The wars, the rumors of wars, the stones being thrown down, nation rising against nation, the famines, earthquakes, and plagues: we know that these are real. We don’t have to read the Bible to know that these things are taking place. But read about all those awful things in the way that Jesus describes them – as the birth pangs. What we see in the world now is the hard pregnancy, and the struggle during labor. It’s the pushing and the sweating and the pain of giving birth.

It’s that dreaded phone call you receive in the middle of the night. It’s those words that come from the mouth of the doctor. It’s when you get fired or laid off. It’s the charlatan who leads us astray. These are the hard things. But they are but the beginning of the birth pangs. The world is going into labor.

And it is God who is giving birth. God is giving birth to a new world. God is not a little kid who destroys the sandcastle. God is like a pregnant mother, birthing a new world. Right now, all the garbage and the junk of life are but the pushing and the sweating and the birthing. What is being born is a new world: a world with no war. A world in which the nations are at peace. A world without earthquakes or famines or pestilence or plague. A world without cancer or divorce or unemployment.

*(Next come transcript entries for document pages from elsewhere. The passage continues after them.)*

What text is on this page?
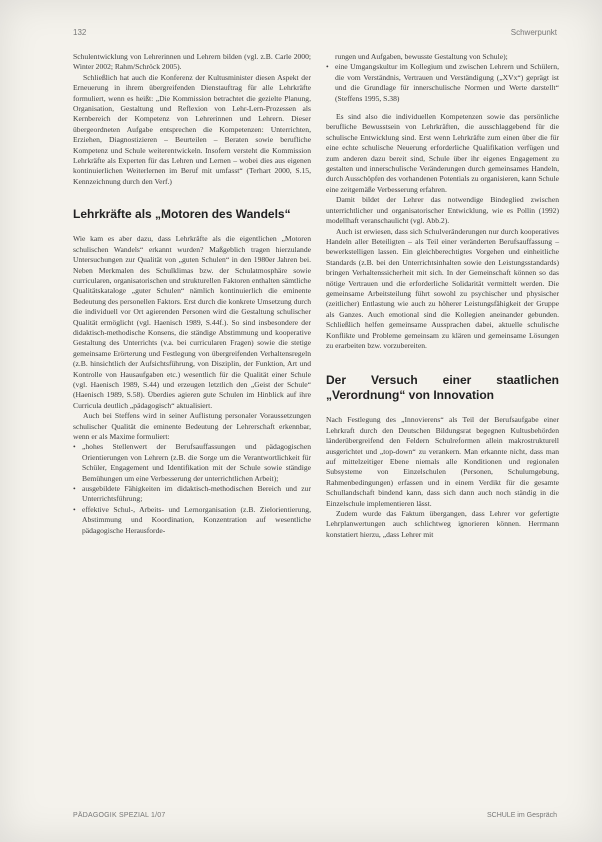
132	Schwerpunkt

Schulentwicklung von Lehrerinnen und Lehrern bilden (vgl. z.B. Carle 2000; Winter 2002; Rahm/Schröck 2005).

Schließlich hat auch die Konferenz der Kultusminister diesen Aspekt der Erneuerung in ihrem übergreifenden Dienstauftrag für alle Lehrkräfte formuliert, wenn es heißt: „Die Kommission betrachtet die gezielte Planung, Organisation, Gestaltung und Reflexion von Lehr-Lern-Prozessen als Kernbereich der Kompetenz von Lehrerinnen und Lehrern. Dieser übergeordneten Aufgabe entsprechen die Kompetenzen: Unterrichten, Erziehen, Diagnostizieren – Beurteilen – Beraten sowie berufliche Kompetenz und Schule weiterentwickeln. Insofern versteht die Kommission Lehrkräfte als Experten für das Lehren und Lernen – wobei dies aus eigenen kontinuierlichen Weiterlernen im Beruf mit umfasst“ (Terhart 2000, S.15, Kennzeichnung durch den Verf.)

Lehrkräfte als „Motoren des Wandels“

Wie kam es aber dazu, dass Lehrkräfte als die eigentlichen „Motoren schulischen Wandels“ erkannt wurden? Maßgeblich tragen hierzulande Untersuchungen zur Qualität von „guten Schulen“ in den 1980er Jahren bei. Neben Merkmalen des Schulklimas bzw. der Schulatmosphäre sowie curricularen, organisatorischen und strukturellen Faktoren enthalten sämtliche Qualitätskataloge „guter Schulen“ nämlich kontinuierlich die eminente Bedeutung des personellen Faktors. Erst durch die konkrete Umsetzung durch die individuell vor Ort agierenden Personen wird die Gestaltung schulischer Qualität ermöglicht (vgl. Haenisch 1989, S.44f.). So sind insbesondere der didaktisch-methodische Konsens, die ständige Abstimmung und kooperative Gestaltung des Unterrichts (v.a. bei curricularen Fragen) sowie die stetige gemeinsame Erörterung und Festlegung von übergreifenden Verhaltensregeln (z.B. hinsichtlich der Aufsichtsführung, von Disziplin, der Funktion, Art und Kontrolle von Hausaufgaben etc.) wesentlich für die Qualität einer Schule (vgl. Haenisch 1989, S.44) und erzeugen letztlich den „Geist der Schule“ (Haenisch 1989, S.58). Überdies agieren gute Schulen im Hinblick auf ihre Curricula deutlich „pädagogisch“ aktualisiert.

Auch bei Steffens wird in seiner Auflistung personaler Voraussetzungen schulischer Qualität die eminente Bedeutung der Lehrerschaft erkennbar, wenn er als Maxime formuliert:

• „hohes Stellenwert der Berufsauffassungen und pädagogischen Orientierungen von Lehrern (z.B. die Sorge um die Verantwortlichkeit für Schüler, Engagement und Identifikation mit der Schule sowie ständige Bemühungen um eine Verbesserung der unterrichtlichen Arbeit);
• ausgebildete Fähigkeiten im didaktisch-methodischen Bereich und zur Unterrichtsführung;
• effektive Schul-, Arbeits- und Lernorganisation (z.B. Zielorientierung, Abstimmung und Koordination, Konzentration auf wesentliche pädagogische Herausforde-

rungen und Aufgaben, bewusste Gestaltung von Schule);

• eine Umgangskultur im Kollegium und zwischen Lehrern und Schülern, die vom Verständnis, Vertrauen und Verständigung („XVx“) geprägt ist und die Grundlage für innerschulische Normen und Werte darstellt“ (Steffens 1995, S.38)

Es sind also die individuellen Kompetenzen sowie das persönliche berufliche Bewusstsein von Lehrkräften, die ausschlaggebend für die schulische Entwicklung sind. Erst wenn Lehrkräfte zum einen über die für eine echte schulische Neuerung erforderliche Qualifikation verfügen und zum anderen dazu bereit sind, Schule über ihr eigenes Engagement zu gestalten und innerschulische Veränderungen durch gemeinsames Handeln, durch Ausschöpfen des vorhandenen Potentials zu organisieren, kann Schule eine zeitgemäße Verbesserung erfahren.

Damit bildet der Lehrer das notwendige Bindeglied zwischen unterrichtlicher und organisatorischer Entwicklung, wie es Pollin (1992) modellhaft veranschaulicht (vgl. Abb.2).

Auch ist erwiesen, dass sich Schulveränderungen nur durch kooperatives Handeln aller Beteiligten – als Teil einer veränderten Berufsauffassung – bewerkstelligen lassen. Ein gleichberechtigtes Vorgehen und einheitliche Standards (z.B. bei den Unterrichtsinhalten sowie den Leistungsstandards) bringen Verhaltenssicherheit mit sich. In der Gemeinschaft können so das nötige Vertrauen und die erforderliche Solidarität vermittelt werden. Die gemeinsame Arbeitsteilung führt sowohl zu psychischer und physischer (zeitlicher) Entlastung wie auch zu höherer Leistungsfähigkeit der Gruppe als Ganzes. Auch emotional sind die Kollegien aneinander gebunden. Schließlich helfen gemeinsame Aussprachen dabei, aktuelle schulische Konflikte und Probleme gemeinsam zu klären und gemeinsame Lösungen zu erarbeiten bzw. vorzubereiten.

Der Versuch einer staatlichen „Verordnung“ von Innovation

Nach Festlegung des „Innovierens“ als Teil der Berufsaufgabe einer Lehrkraft durch den Deutschen Bildungsrat begegnen Kultusbehörden länderübergreifend den Feldern Schulreformen allein makrostrukturell ausgerichtet und „top-down“ zu verankern. Man erkannte nicht, dass man auf mittelzeitiger Ebene niemals alle Konditionen und regionalen Subsysteme von Einzelschulen (Personen, Schulumgebung, Rahmenbedingungen) erfassen und in einem Verdikt für die gesamte Schullandschaft bindend kann, dass sich dann auch noch ständig in die Einzelschule implementieren lässt.

Zudem wurde das Faktum übergangen, dass Lehrer vor gefertigte Lehrplanwertungen auch schlichtweg ignorieren können. Herrmann konstatiert hierzu, „dass Lehrer mit

PÄDAGOGIK SPEZIAL 1/07	SCHULE im Gespräch
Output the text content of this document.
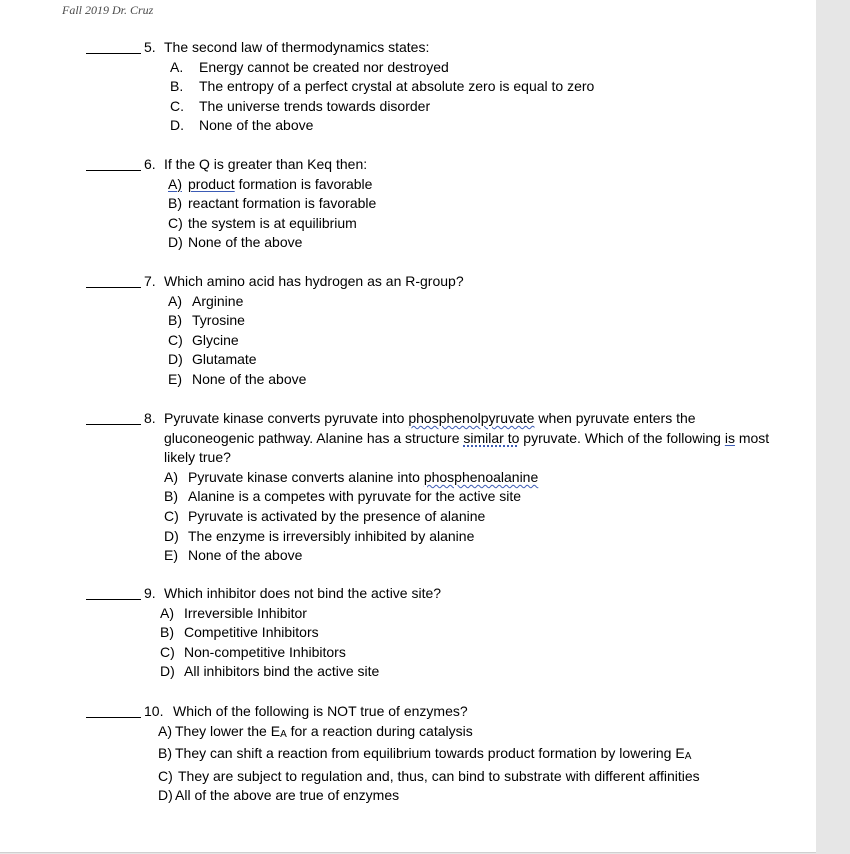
Fall 2019 Dr. Cruz
5. The second law of thermodynamics states:
A.	Energy cannot be created nor destroyed
B.	The entropy of a perfect crystal at absolute zero is equal to zero
C.	The universe trends towards disorder
D.	None of the above
6. If the Q is greater than Keq then:
A) product formation is favorable
B) reactant formation is favorable
C) the system is at equilibrium
D) None of the above
7. Which amino acid has hydrogen as an R-group?
A) Arginine
B) Tyrosine
C) Glycine
D) Glutamate
E) None of the above
8. Pyruvate kinase converts pyruvate into phosphenolpyruvate when pyruvate enters the gluconeogenic pathway. Alanine has a structure similar to pyruvate. Which of the following is most likely true?
A) Pyruvate kinase converts alanine into phosphenoalanine
B) Alanine is a competes with pyruvate for the active site
C) Pyruvate is activated by the presence of alanine
D) The enzyme is irreversibly inhibited by alanine
E) None of the above
9. Which inhibitor does not bind the active site?
A) Irreversible Inhibitor
B) Competitive Inhibitors
C) Non-competitive Inhibitors
D) All inhibitors bind the active site
10. Which of the following is NOT true of enzymes?
A) They lower the $E_A$ for a reaction during catalysis
B) They can shift a reaction from equilibrium towards product formation by lowering $E_A$
C) They are subject to regulation and, thus, can bind to substrate with different affinities
D) All of the above are true of enzymes
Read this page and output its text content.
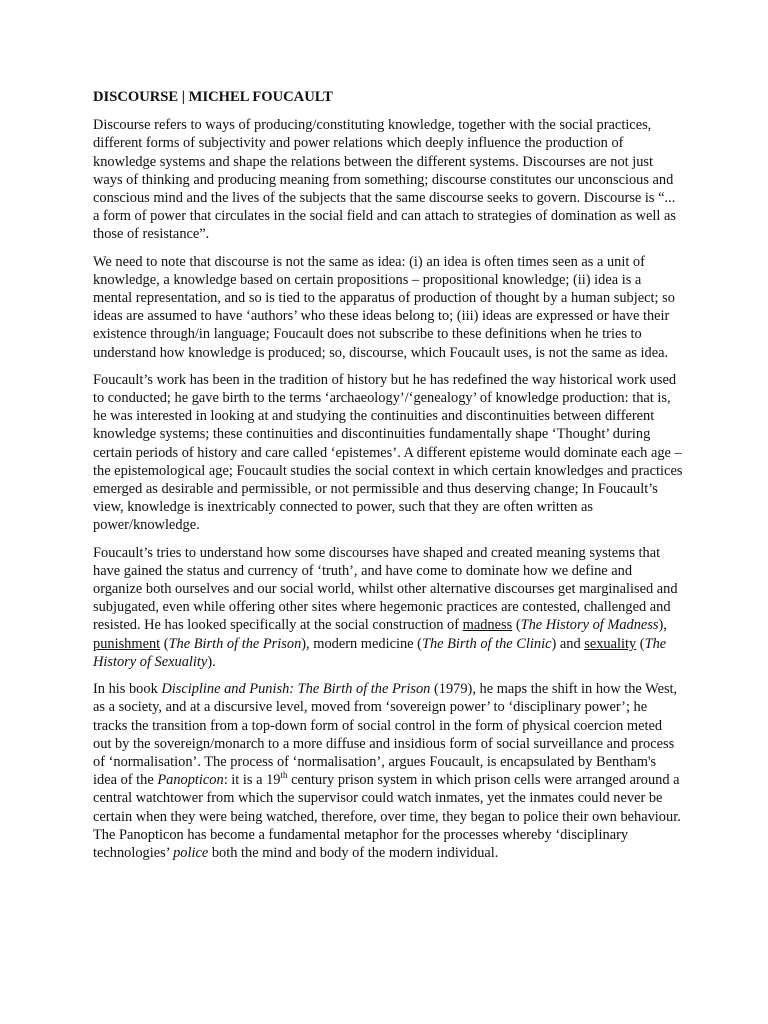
DISCOURSE | MICHEL FOUCAULT

Discourse refers to ways of producing/constituting knowledge, together with the social practices, different forms of subjectivity and power relations which deeply influence the production of knowledge systems and shape the relations between the different systems. Discourses are not just ways of thinking and producing meaning from something; discourse constitutes our unconscious and conscious mind and the lives of the subjects that the same discourse seeks to govern. Discourse is “... a form of power that circulates in the social field and can attach to strategies of domination as well as those of resistance”.

We need to note that discourse is not the same as idea: (i) an idea is often times seen as a unit of knowledge, a knowledge based on certain propositions – propositional knowledge; (ii) idea is a mental representation, and so is tied to the apparatus of production of thought by a human subject; so ideas are assumed to have ‘authors’ who these ideas belong to; (iii) ideas are expressed or have their existence through/in language; Foucault does not subscribe to these definitions when he tries to understand how knowledge is produced; so, discourse, which Foucault uses, is not the same as idea.

Foucault’s work has been in the tradition of history but he has redefined the way historical work used to conducted; he gave birth to the terms ‘archaeology’/‘genealogy’ of knowledge production: that is, he was interested in looking at and studying the continuities and discontinuities between different knowledge systems; these continuities and discontinuities fundamentally shape ‘Thought’ during certain periods of history and care called ‘epistemes’. A different episteme would dominate each age – the epistemological age; Foucault studies the social context in which certain knowledges and practices emerged as desirable and permissible, or not permissible and thus deserving change; In Foucault’s view, knowledge is inextricably connected to power, such that they are often written as power/knowledge.

Foucault’s tries to understand how some discourses have shaped and created meaning systems that have gained the status and currency of ‘truth’, and have come to dominate how we define and organize both ourselves and our social world, whilst other alternative discourses get marginalised and subjugated, even while offering other sites where hegemonic practices are contested, challenged and resisted. He has looked specifically at the social construction of madness (The History of Madness), punishment (The Birth of the Prison), modern medicine (The Birth of the Clinic) and sexuality (The History of Sexuality).

In his book Discipline and Punish: The Birth of the Prison (1979), he maps the shift in how the West, as a society, and at a discursive level, moved from ‘sovereign power’ to ‘disciplinary power’; he tracks the transition from a top-down form of social control in the form of physical coercion meted out by the sovereign/monarch to a more diffuse and insidious form of social surveillance and process of ‘normalisation’. The process of ‘normalisation’, argues Foucault, is encapsulated by Bentham's idea of the Panopticon: it is a 19th century prison system in which prison cells were arranged around a central watchtower from which the supervisor could watch inmates, yet the inmates could never be certain when they were being watched, therefore, over time, they began to police their own behaviour. The Panopticon has become a fundamental metaphor for the processes whereby ‘disciplinary technologies’ police both the mind and body of the modern individual.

This is the world that God is birthing.

And that’s what we mean by “the end of the world.” The end of the world is not about God devastating and destroying the earth. “The end” is not about Mayans and their goofy calendar. When Christians talk about the end of the world, they mean the end of the world as we know it: the end of all the garbage and the junk and the pain and the torture and the downright awfulness.

Now, some will say that we must leave this world in order for things to get better. Or that this world must be destroyed in order to be made new. But that’s now what I am seeing.

Every day in my ministry, I see a new world being born. I see people studying the Bible for the first time, and hearing the good news of God. I see how Jesus is transforming the lives of parishioners through their ministries. These boxes – these gifts for the sailors who come into the Port of Houston – these are the first fruits of the new, loving world, that is being born. Or children, right here, in this very church, are learning how to follow our Lord. These are signs of the new world that God is birthing. What we see here at Holy Comforter is but a glimpse of that new thing that God is doing.

The twenty-four news networks and the newspapers and the politicians would have us focus on the agony and the birth pangs. And the worst part is that we listen to them. All too often we get distracted and focus on the pain and the sweating and the agony and the pushing. But if you ask that mother I visited in the hospital, she wouldn’t be complaining about her struggles during labor. No, she would be doting on her daughter and telling everybody just how awesome that little girl is.

So when you see wars and rumors of wars, when you see nation rising against nation, do not be alarmed. These are but the beginning of the birth pangs. And with every birth pang, there is the renewed promise that God is making all things new.